[llvm] [SROA] Use SmallPtrSet for PromotableAllocas (PR #105809)
Bartłomiej Chmiel via llvm-commits
llvm-commits at lists.llvm.org
Fri Aug 23 02:56:56 PDT 2024
https://github.com/b-chmiel created https://github.com/llvm/llvm-project/pull/105809
When compiling large SystemVerilog designs transpiled by https://github.com/verilator/verilator, `clang` compilation hangs on during SROA phase.
The [PromotableAllocas](https://github.com/llvm/llvm-project/blob/57dc09341e5eef758b1abce78822c51069157869/llvm/lib/Transforms/Scalar/SROA.cpp#L201) field is represented as a `std::vector`. In our case this number is close to 500 000 000 which makes [random search-delete](https://github.com/llvm/llvm-project/blob/57dc09341e5eef758b1abce78822c51069157869/llvm/lib/Transforms/Scalar/SROA.cpp#L5615) on `std::vector` inefficient.

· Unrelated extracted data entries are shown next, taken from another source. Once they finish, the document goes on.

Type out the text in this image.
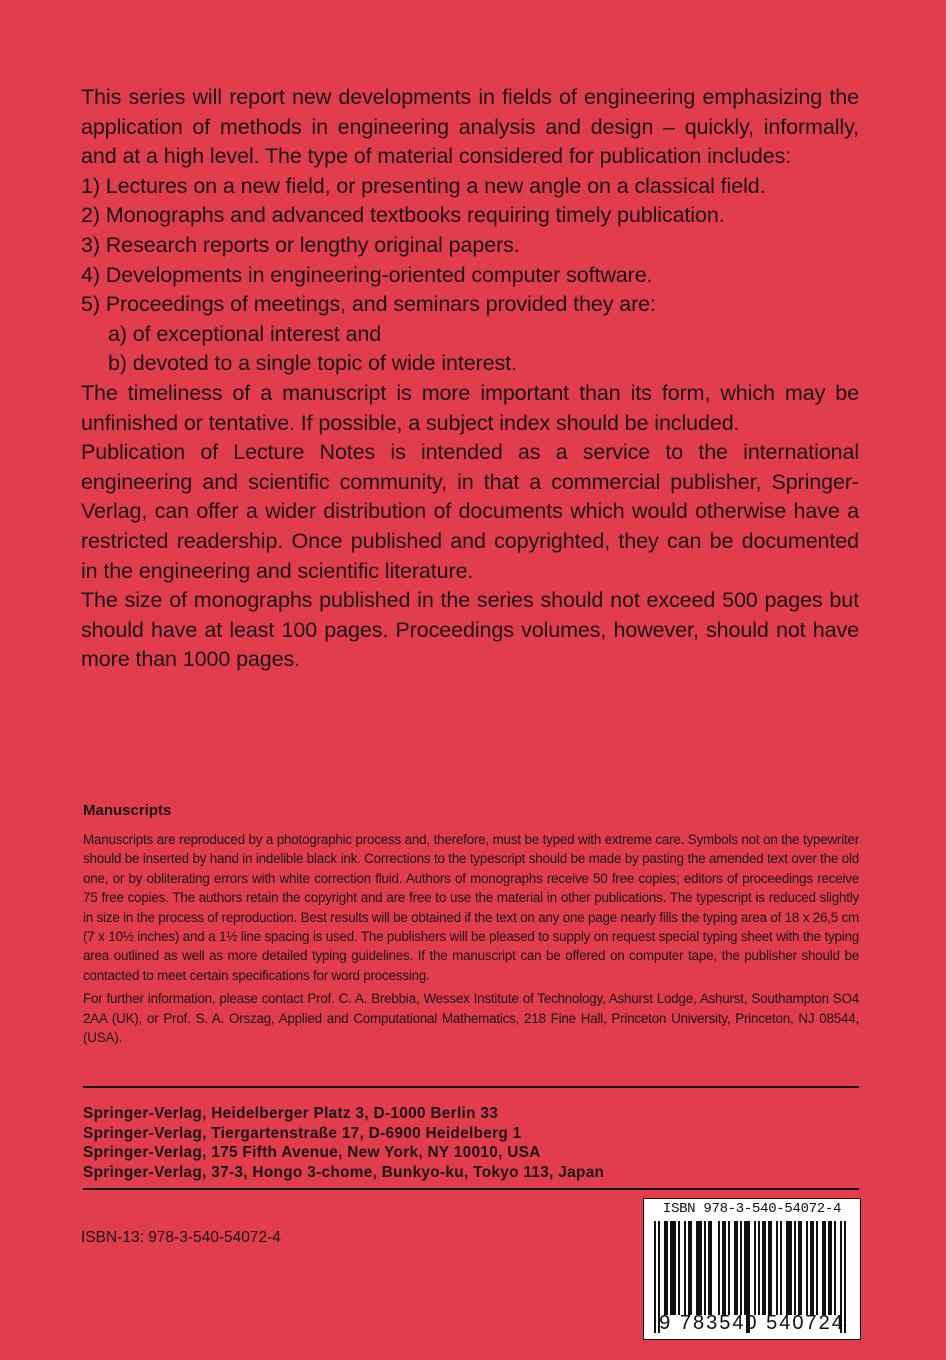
This series will report new developments in fields of engineering emphasizing the application of methods in engineering analysis and design – quickly, informally, and at a high level. The type of material considered for publication includes:

1) Lectures on a new field, or presenting a new angle on a classical field.

2) Monographs and advanced textbooks requiring timely publication.

3) Research reports or lengthy original papers.

4) Developments in engineering-oriented computer software.

5) Proceedings of meetings, and seminars provided they are:

a) of exceptional interest and

b) devoted to a single topic of wide interest.

The timeliness of a manuscript is more important than its form, which may be unfinished or tentative. If possible, a subject index should be included.

Publication of Lecture Notes is intended as a service to the international engineering and scientific community, in that a commercial publisher, Springer-Verlag, can offer a wider distribution of documents which would otherwise have a restricted readership. Once published and copyrighted, they can be documented in the engineering and scientific literature.

The size of monographs published in the series should not exceed 500 pages but should have at least 100 pages. Proceedings volumes, however, should not have more than 1000 pages.

Manuscripts

Manuscripts are reproduced by a photographic process and, therefore, must be typed with extreme care. Symbols not on the typewriter should be inserted by hand in indelible black ink. Corrections to the typescript should be made by pasting the amended text over the old one, or by obliterating errors with white correction fluid. Authors of monographs receive 50 free copies; editors of proceedings receive 75 free copies. The authors retain the copyright and are free to use the material in other publications. The typescript is reduced slightly in size in the process of reproduction. Best results will be obtained if the text on any one page nearly fills the typing area of 18 x 26,5 cm (7 x 10½ inches) and a 1½ line spacing is used. The publishers will be pleased to supply on request special typing sheet with the typing area outlined as well as more detailed typing guidelines. If the manuscript can be offered on computer tape, the publisher should be contacted to meet certain specifications for word processing.

For further information, please contact Prof. C. A. Brebbia, Wessex Institute of Technology, Ashurst Lodge, Ashurst, Southampton SO4 2AA (UK), or Prof. S. A. Orszag, Applied and Computational Mathematics, 218 Fine Hall, Princeton University, Princeton, NJ 08544, (USA).

Springer-Verlag, Heidelberger Platz 3, D-1000 Berlin 33
Springer-Verlag, Tiergartenstraße 17, D-6900 Heidelberg 1
Springer-Verlag, 175 Fifth Avenue, New York, NY 10010, USA
Springer-Verlag, 37-3, Hongo 3-chome, Bunkyo-ku, Tokyo 113, Japan
ISBN-13: 978-3-540-54072-4
ISBN 978-3-540-54072-4
9 783540 540724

Assuming that PromotableAllocas contains only unique raw pointers to allocas, SmallPtrSet may be used for storing them.
Note: I'm creating `std::vector` from SmallPtrSet in `SROA::promoteAllocas` to match signature of `PromoteMem2Reg`. However, the `PromoteMem2Reg` constructor makes yet another copy of this structure (using its begin/end iterators). Do You think there is a better way to optimize this? For example using `std::move` and adjusting `PromoteMem2Reg` interface?
@chandlerc
## Benchmarks
### Internal benchmark
Base version timed out after 9 hours, improved version finished in 37 minutes.
### Minimal example benchmark
This test mimics our internal benchmark; creates a lot of allocas considered in SROA.
In 10 test runs, the improved version was 6% faster than the base one.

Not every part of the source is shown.